Here’s what we know about the victims and their nationalities so far:
There were at least 67 Germans onboard, Germanwings CEO Thomas Winkelmann said. But he cautioned that figure could change as new information comes to light.
Sixteen students and two teachers from Haltern, Germany, were on the plane, Winkelmann said.
“The whole city is shocked and we can feel it everywhere,” Haltern Mayor Bodo Klimpel said at a news conference. “This is the worst, what happened … what you can imagine.”
The German students were returning home after spending a week at the Giola Institute, in the town of Llinars del Valles, near Barcelona, Spain’s El Pais newspaper reported.
Some of their relatives heard about the crash on the news. Some parents went to the airport while others rushed to the school, Joseph Koenig Gymnasium, Klimpel said.
The Gran Teatre del Liceu in Barcelona posted a statement on its Facebook page saying that two German opera singers who performed there this month in a production of “Siegfried,” Oleg Bryjak and Maria Radner, had perished in the crash.
Radner was returning to Germany with her husband and child, a spokesman for the production company said.
Bryjak, a bass baritone, had performed in the Deutsche Oper am Rhein ensemble since 1996, the Dusseldorf opera house said on Twitter.
Two Japanese nationals were booked for the flight, Japan’s Ministry of Foreign Affairs said.
Satoshi Nagata and Junichi Sato were scheduled to fly, but the ministry was still trying to confirm whether both men were actually on board the flight.
Nagata and Sato are residents of Dusseldorf, Germany.

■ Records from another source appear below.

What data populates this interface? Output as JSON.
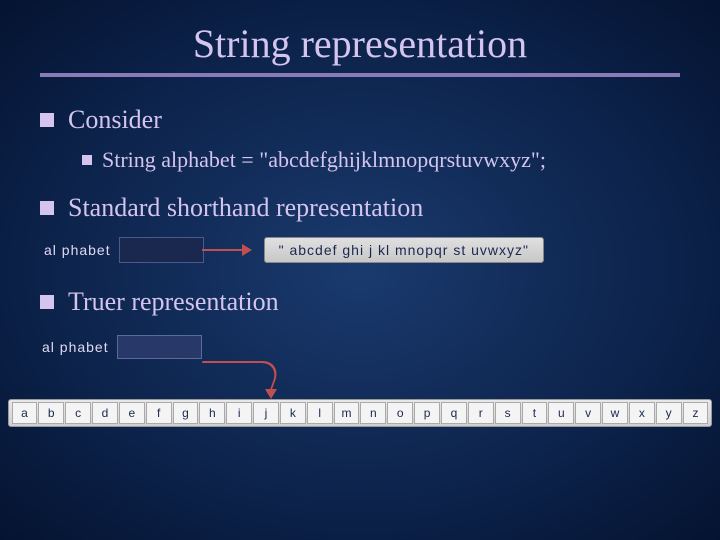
{
  "title": "String representation",
  "bullets": {
    "consider": "Consider",
    "code": "String alphabet = \"abcdefghijklmnopqrstuvwxyz\";",
    "standard": "Standard shorthand representation",
    "truer": "Truer representation"
  },
  "diagram1": {
    "var_label": "al phabet",
    "string_value": "\" abcdef ghi j kl mnopqr st uvwxyz\""
  },
  "diagram2": {
    "var_label": "al phabet",
    "chars": [
      "a",
      "b",
      "c",
      "d",
      "e",
      "f",
      "g",
      "h",
      "i",
      "j",
      "k",
      "l",
      "m",
      "n",
      "o",
      "p",
      "q",
      "r",
      "s",
      "t",
      "u",
      "v",
      "w",
      "x",
      "y",
      "z"
    ]
  }
}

Two Colombian nationals, María del Pilar Tejada and Luis Eduardo Medrano, lost their lives on the flight, Colombia’s Foreign Ministry said.
Medrano, 36, was an architect who had been working in Equatorial Guinea, according to the Fundacion Universitaria de Popayan, where he had studied.

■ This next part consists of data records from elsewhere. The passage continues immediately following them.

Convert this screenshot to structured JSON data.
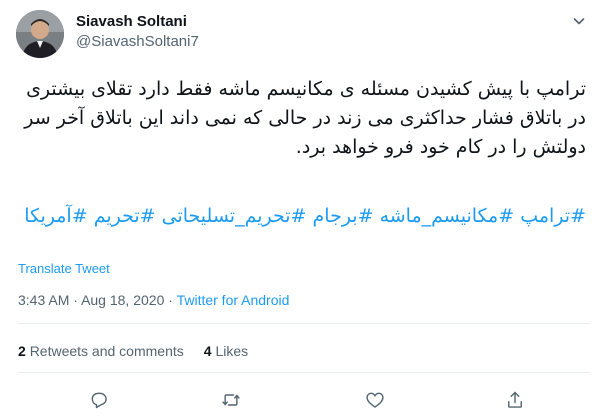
{
  "author": {
    "display_name": "Siavash Soltani",
    "handle": "@SiavashSoltani7"
  },
  "tweet": {
    "text": "ترامپ با پیش کشیدن مسئله ی مکانیسم ماشه فقط دارد تقلای بیشتری در باتلاق فشار حداکثری می زند در حالی که نمی داند این باتلاق آخر سر دولتش را در کام خود فرو خواهد برد.",
    "hashtags": [
      "#ترامپ",
      "#مکانیسم_ماشه",
      "#برجام",
      "#تحریم_تسلیحاتی",
      "#تحریم",
      "#آمریکا"
    ]
  },
  "translate_label": "Translate Tweet",
  "meta": {
    "time": "3:43 AM",
    "separator": "·",
    "date": "Aug 18, 2020",
    "source": "Twitter for Android"
  },
  "stats": {
    "retweets_count": "2",
    "retweets_label": "Retweets and comments",
    "likes_count": "4",
    "likes_label": "Likes"
  },
  "icons": {
    "caret": "chevron-down-icon",
    "reply": "reply-icon",
    "retweet": "retweet-icon",
    "like": "heart-icon",
    "share": "share-icon"
  },
  "colors": {
    "accent": "#1d9bf0",
    "text": "#0f1419",
    "secondary": "#536471",
    "divider": "#e6ecf0"
  }
}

Tejada, a 33-year-old economist, had been visiting her husband in Barcelona and was returning to Germany, where she was completing her doctorate at the University of Cologne, Colombia’s Caracol Radio reported.
At least two Australians were killed, Foreign Minister Julie Bishop said.
“Sadly, I can confirm that there were two Australian citizens onboard, a mother and her adult son from Victoria,” Bishop said. “It would not be appropriate to disclose further details of our citizens at this stage, due to the privacy considerations of the family.”
Officials are working to determine whether other Australian citizens or permanent residents were aboard the flight, she said.
“Our thoughts and prayers are with the families of the victims of this shocking tragedy,” Bishop said.
Two Argentines were aboard the plane, the state-run Telam news agency reported, citing consular officials.
The Dutch foreign ministry said there was at least one Dutch national on board.
Belgium’s foreign ministry said one Belgian national was on the plane.